Vu les autres pièces du dossier.
Vu :
— le code des procédures civiles d’exécution ;
— la loi n° 91-647 du 10 juillet 1991 ;
— le code de justice administrative.
Le président du tribunal a désigné M. Perrin, premier conseiller, en application de l’article L. 511-2 du code de justice administrative, pour statuer sur les demandes de référé.
Considérant ce qui suit :
1. Par un jugement du 13 mars 2025, le tribunal judiciaire de Boulogne-sur-Mer a ordonné l’expulsion de Mme B A du logement qu’elle occupe au 8 place de France à Boulogne-sur-Mer. Cette dernière a été informée par un courrier du 9 septembre 2025 que le sous-préfet de Boulogne-sur-Mer avait accordé le concours de la force publique pour procéder à cette expulsion à compter du 19 septembre 2025. Mme A demande au juge des référés, statuant sur le fondement de l’article L. 521-2 du code de justice administrative, de suspendre l’exécution de cette décision.
2. Aux termes de l’article L. 521-2 du code de justice administrative : « Saisi d’une demande en ce sens justifiée par l’urgence, le juge des référés peut ordonner toutes mesures nécessaires à la sauvegarde d’une liberté fondamentale à laquelle une personne morale de droit public ou un organisme de droit privé chargé de la gestion d’un service public aurait porté, dans l’exercice d’un de ses pouvoirs, une atteinte grave et manifestement illégale. Le juge des référés se prononce dans un délai de quarante-huit heures ». En vertu de l’article L. 522-3 du même code, le juge des référés peut, par une ordonnance motivée, rejeter une requête sans instruction ni audience lorsque la condition d’urgence n’est pas remplie ou lorsqu’il apparaît manifeste, au vu de la demande, que celle-ci ne relève pas de la compétence de la juridiction administrative, qu’elle est irrecevable ou qu’elle est mal fondée.

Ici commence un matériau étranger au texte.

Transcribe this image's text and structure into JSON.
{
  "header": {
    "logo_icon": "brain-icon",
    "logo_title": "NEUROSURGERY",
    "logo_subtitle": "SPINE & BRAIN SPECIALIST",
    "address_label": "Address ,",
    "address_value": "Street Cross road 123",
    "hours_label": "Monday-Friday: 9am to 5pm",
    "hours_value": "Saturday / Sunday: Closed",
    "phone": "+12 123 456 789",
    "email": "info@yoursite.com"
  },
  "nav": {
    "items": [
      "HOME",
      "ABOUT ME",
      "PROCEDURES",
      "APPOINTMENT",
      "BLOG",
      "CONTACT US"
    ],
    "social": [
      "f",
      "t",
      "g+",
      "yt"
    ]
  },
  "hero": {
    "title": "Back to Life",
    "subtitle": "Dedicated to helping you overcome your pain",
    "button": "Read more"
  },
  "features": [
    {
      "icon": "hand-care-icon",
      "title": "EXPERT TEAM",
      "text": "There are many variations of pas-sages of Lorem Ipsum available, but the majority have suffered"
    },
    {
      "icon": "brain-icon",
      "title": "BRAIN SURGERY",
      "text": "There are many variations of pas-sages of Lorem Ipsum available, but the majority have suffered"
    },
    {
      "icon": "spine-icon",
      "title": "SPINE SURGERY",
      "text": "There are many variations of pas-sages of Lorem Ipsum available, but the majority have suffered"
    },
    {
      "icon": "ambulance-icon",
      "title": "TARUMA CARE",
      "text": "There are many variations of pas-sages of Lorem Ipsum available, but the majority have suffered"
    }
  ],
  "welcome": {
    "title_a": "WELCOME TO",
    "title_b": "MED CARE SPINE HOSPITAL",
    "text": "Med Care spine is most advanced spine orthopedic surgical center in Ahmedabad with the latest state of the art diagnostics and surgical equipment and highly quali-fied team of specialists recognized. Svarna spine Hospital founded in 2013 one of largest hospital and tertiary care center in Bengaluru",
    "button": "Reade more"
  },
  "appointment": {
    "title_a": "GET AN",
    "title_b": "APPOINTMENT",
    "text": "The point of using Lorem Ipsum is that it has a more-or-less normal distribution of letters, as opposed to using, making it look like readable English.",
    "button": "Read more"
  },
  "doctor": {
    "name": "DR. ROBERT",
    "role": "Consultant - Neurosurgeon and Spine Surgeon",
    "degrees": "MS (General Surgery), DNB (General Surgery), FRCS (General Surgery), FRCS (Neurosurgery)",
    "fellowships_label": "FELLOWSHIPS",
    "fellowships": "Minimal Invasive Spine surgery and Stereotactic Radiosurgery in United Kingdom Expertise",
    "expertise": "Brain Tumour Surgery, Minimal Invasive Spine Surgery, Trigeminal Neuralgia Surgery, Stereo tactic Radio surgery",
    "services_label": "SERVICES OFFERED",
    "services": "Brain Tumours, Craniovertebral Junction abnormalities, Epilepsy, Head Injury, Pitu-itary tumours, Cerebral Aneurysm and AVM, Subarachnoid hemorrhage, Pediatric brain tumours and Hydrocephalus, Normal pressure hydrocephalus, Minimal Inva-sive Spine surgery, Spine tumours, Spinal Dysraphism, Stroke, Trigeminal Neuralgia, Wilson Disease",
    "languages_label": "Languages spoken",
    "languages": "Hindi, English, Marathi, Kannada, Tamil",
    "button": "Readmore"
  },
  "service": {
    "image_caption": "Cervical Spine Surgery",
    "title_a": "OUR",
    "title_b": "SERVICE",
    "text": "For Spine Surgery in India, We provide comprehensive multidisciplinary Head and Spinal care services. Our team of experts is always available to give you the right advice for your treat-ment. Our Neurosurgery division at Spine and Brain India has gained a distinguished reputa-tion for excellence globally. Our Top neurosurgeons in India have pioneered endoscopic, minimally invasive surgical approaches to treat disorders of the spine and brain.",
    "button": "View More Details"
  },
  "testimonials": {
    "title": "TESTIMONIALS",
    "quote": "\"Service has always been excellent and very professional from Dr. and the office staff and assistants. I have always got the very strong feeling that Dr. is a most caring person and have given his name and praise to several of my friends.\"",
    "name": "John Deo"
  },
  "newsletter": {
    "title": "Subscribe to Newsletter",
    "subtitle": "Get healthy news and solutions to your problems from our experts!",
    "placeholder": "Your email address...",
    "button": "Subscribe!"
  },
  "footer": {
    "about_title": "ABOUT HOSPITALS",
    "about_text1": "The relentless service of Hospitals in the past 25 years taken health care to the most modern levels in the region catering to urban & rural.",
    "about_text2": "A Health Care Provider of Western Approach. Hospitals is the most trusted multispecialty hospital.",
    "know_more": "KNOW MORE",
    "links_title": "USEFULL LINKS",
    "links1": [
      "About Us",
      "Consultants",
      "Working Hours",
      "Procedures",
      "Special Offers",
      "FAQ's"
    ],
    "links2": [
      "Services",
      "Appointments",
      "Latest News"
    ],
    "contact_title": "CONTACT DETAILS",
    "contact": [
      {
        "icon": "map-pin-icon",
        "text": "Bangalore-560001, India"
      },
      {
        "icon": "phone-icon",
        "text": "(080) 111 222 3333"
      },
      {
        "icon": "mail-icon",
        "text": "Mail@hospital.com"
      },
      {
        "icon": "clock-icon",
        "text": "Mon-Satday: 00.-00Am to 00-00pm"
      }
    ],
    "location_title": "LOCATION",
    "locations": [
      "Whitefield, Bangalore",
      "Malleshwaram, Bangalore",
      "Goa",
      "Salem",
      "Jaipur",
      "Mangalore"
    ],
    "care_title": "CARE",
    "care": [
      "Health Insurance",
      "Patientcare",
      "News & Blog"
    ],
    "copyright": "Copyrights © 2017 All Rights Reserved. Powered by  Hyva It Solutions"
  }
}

3. D’un part, lorsqu’un requérant fonde son action non sur la procédure de suspension régie par l’article L. 521-1 du code de justice administrative mais sur la procédure de protection particulière instituée par l’article L.521-2 de ce code, il lui appartient de justifier de circonstances caractérisant une situation d’urgence qui implique, sous réserve que les autres conditions posées par l’article L. 521-2 soient remplies, qu’une mesure visant à sauvegarder une liberté fondamentale doive être prise dans les quarante-huit heures.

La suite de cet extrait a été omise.